Diagnostic studies establishing the extent of variation in disease states. They are helpful when selecting subjects for a study and deciding on which endpoints may be relevant when designing a study to explore cause and effect.
Experimental and Intervention Studies
These studies are designed to create differences in exposure to a factor which is believed to influence a particular outcome, for example, the effect of consuming oat bran on serum cholesterol levels, or the effect on birth weight of introducing an energy supplement during pregnancy. The aim is usually to analyze the differences in outcome associated with the variations in exposure which have been introduced, holding constant other factors which could also affect the outcome.
These types of studies are usually prospective or longitudinal in design. Alternatively, they may make use of existing data. Depending on how subjects are selected, they may use inductive or deductive logic to draw their conclusions (see Section 1.2)
Pre‐test–post‐test (Figure 1.1). This is the simplest (and weakest) of the prospective experimental designs. There is one sample.
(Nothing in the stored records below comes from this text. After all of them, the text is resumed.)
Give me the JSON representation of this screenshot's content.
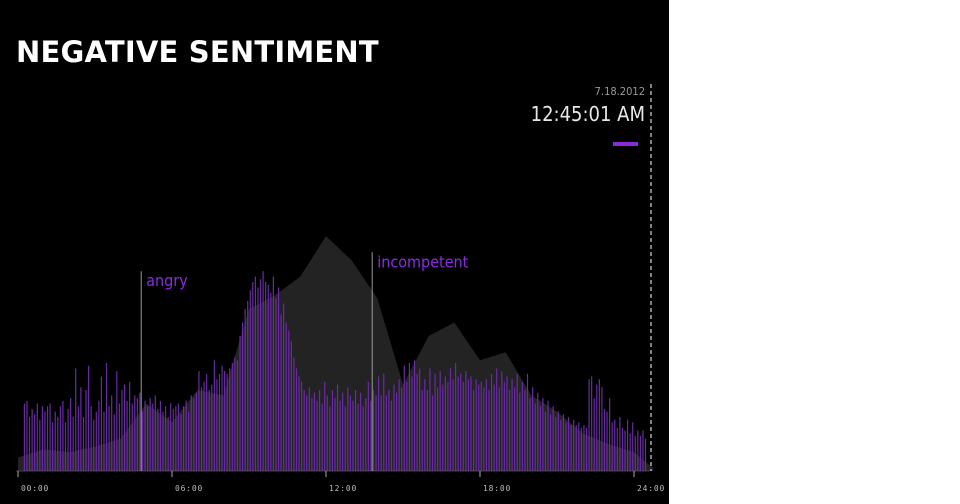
{
  "page": {
    "title": "NEGATIVE SENTIMENT"
  },
  "header": {
    "date": "7.18.2012",
    "time": "12:45:01 AM"
  },
  "colors": {
    "background": "#000000",
    "bar": "#6a2aa6",
    "accent": "#8a2be2",
    "area": "#232323",
    "annotation_line": "#999999"
  },
  "chart_data": {
    "type": "bar",
    "title": "NEGATIVE SENTIMENT",
    "x_unit": "hours",
    "xlim": [
      0,
      24
    ],
    "ylim": [
      0,
      100
    ],
    "xticks": [
      {
        "value": 0,
        "label": "00:00"
      },
      {
        "value": 6,
        "label": "06:00"
      },
      {
        "value": 12,
        "label": "12:00"
      },
      {
        "value": 18,
        "label": "18:00"
      },
      {
        "value": 24,
        "label": "24:00"
      }
    ],
    "current_time": 24.75,
    "annotations": [
      {
        "x": 4.8,
        "label": "angry",
        "y": 74
      },
      {
        "x": 13.8,
        "label": "incompetent",
        "y": 81
      }
    ],
    "series": [
      {
        "kind": "area",
        "points": [
          [
            0,
            5
          ],
          [
            1,
            8
          ],
          [
            2,
            7
          ],
          [
            3,
            9
          ],
          [
            4,
            12
          ],
          [
            5,
            25
          ],
          [
            6,
            18
          ],
          [
            7,
            30
          ],
          [
            8,
            28
          ],
          [
            9,
            60
          ],
          [
            10,
            65
          ],
          [
            11,
            72
          ],
          [
            12,
            87
          ],
          [
            13,
            78
          ],
          [
            14,
            64
          ],
          [
            15,
            32
          ],
          [
            16,
            50
          ],
          [
            17,
            55
          ],
          [
            18,
            41
          ],
          [
            19,
            44
          ],
          [
            20,
            28
          ],
          [
            21,
            22
          ],
          [
            22,
            14
          ],
          [
            23,
            10
          ],
          [
            24,
            7
          ],
          [
            24.75,
            1
          ]
        ]
      },
      {
        "kind": "bars",
        "start": 0.25,
        "step": 0.1,
        "values": [
          25,
          26,
          20,
          23,
          21,
          25,
          19,
          24,
          22,
          24,
          25,
          18,
          22,
          20,
          24,
          26,
          18,
          23,
          27,
          20,
          38,
          24,
          31,
          20,
          30,
          39,
          24,
          19,
          22,
          26,
          35,
          22,
          40,
          24,
          28,
          21,
          37,
          25,
          30,
          32,
          26,
          33,
          25,
          28,
          27,
          29,
          22,
          26,
          24,
          27,
          25,
          28,
          23,
          26,
          22,
          24,
          20,
          25,
          23,
          24,
          25,
          21,
          24,
          26,
          22,
          28,
          27,
          29,
          37,
          31,
          33,
          36,
          30,
          32,
          41,
          34,
          36,
          39,
          37,
          36,
          38,
          40,
          42,
          41,
          50,
          55,
          60,
          63,
          67,
          70,
          72,
          68,
          71,
          74,
          70,
          69,
          66,
          72,
          64,
          68,
          58,
          62,
          55,
          52,
          48,
          42,
          38,
          35,
          33,
          30,
          28,
          31,
          27,
          29,
          26,
          30,
          25,
          33,
          28,
          24,
          30,
          27,
          32,
          26,
          29,
          24,
          31,
          28,
          26,
          30,
          25,
          29,
          24,
          27,
          33,
          26,
          30,
          28,
          35,
          28,
          36,
          28,
          30,
          26,
          32,
          29,
          34,
          31,
          39,
          33,
          40,
          35,
          41,
          36,
          38,
          30,
          34,
          30,
          38,
          28,
          36,
          31,
          37,
          32,
          35,
          33,
          38,
          34,
          40,
          35,
          36,
          33,
          37,
          34,
          35,
          30,
          34,
          32,
          33,
          31,
          34,
          30,
          36,
          32,
          38,
          31,
          37,
          33,
          35,
          30,
          34,
          31,
          36,
          29,
          33,
          30,
          36,
          27,
          31,
          25,
          29,
          24,
          27,
          22,
          26,
          21,
          24,
          20,
          22,
          19,
          21,
          18,
          20,
          17,
          19,
          17,
          18,
          16,
          17,
          16,
          34,
          35,
          27,
          32,
          34,
          31,
          23,
          22,
          27,
          18,
          19,
          16,
          20,
          16,
          15,
          19,
          14,
          18,
          13,
          15,
          13,
          15,
          12
        ]
      }
    ]
  }
}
It may be ‘adventitious’ – subjects are selected as they become available (for example, a series of patients coming into a diabetic clinic, or a series of customers using a particular food shop); or it may be ‘purposive’ (the sample is drawn systematically from a population using techniques that support generalization of the findings). Each individual is measured at the start of the study (the ‘baseline’ or ‘time zero’). There is then an intervention. Each subject is measured again at the end of the study.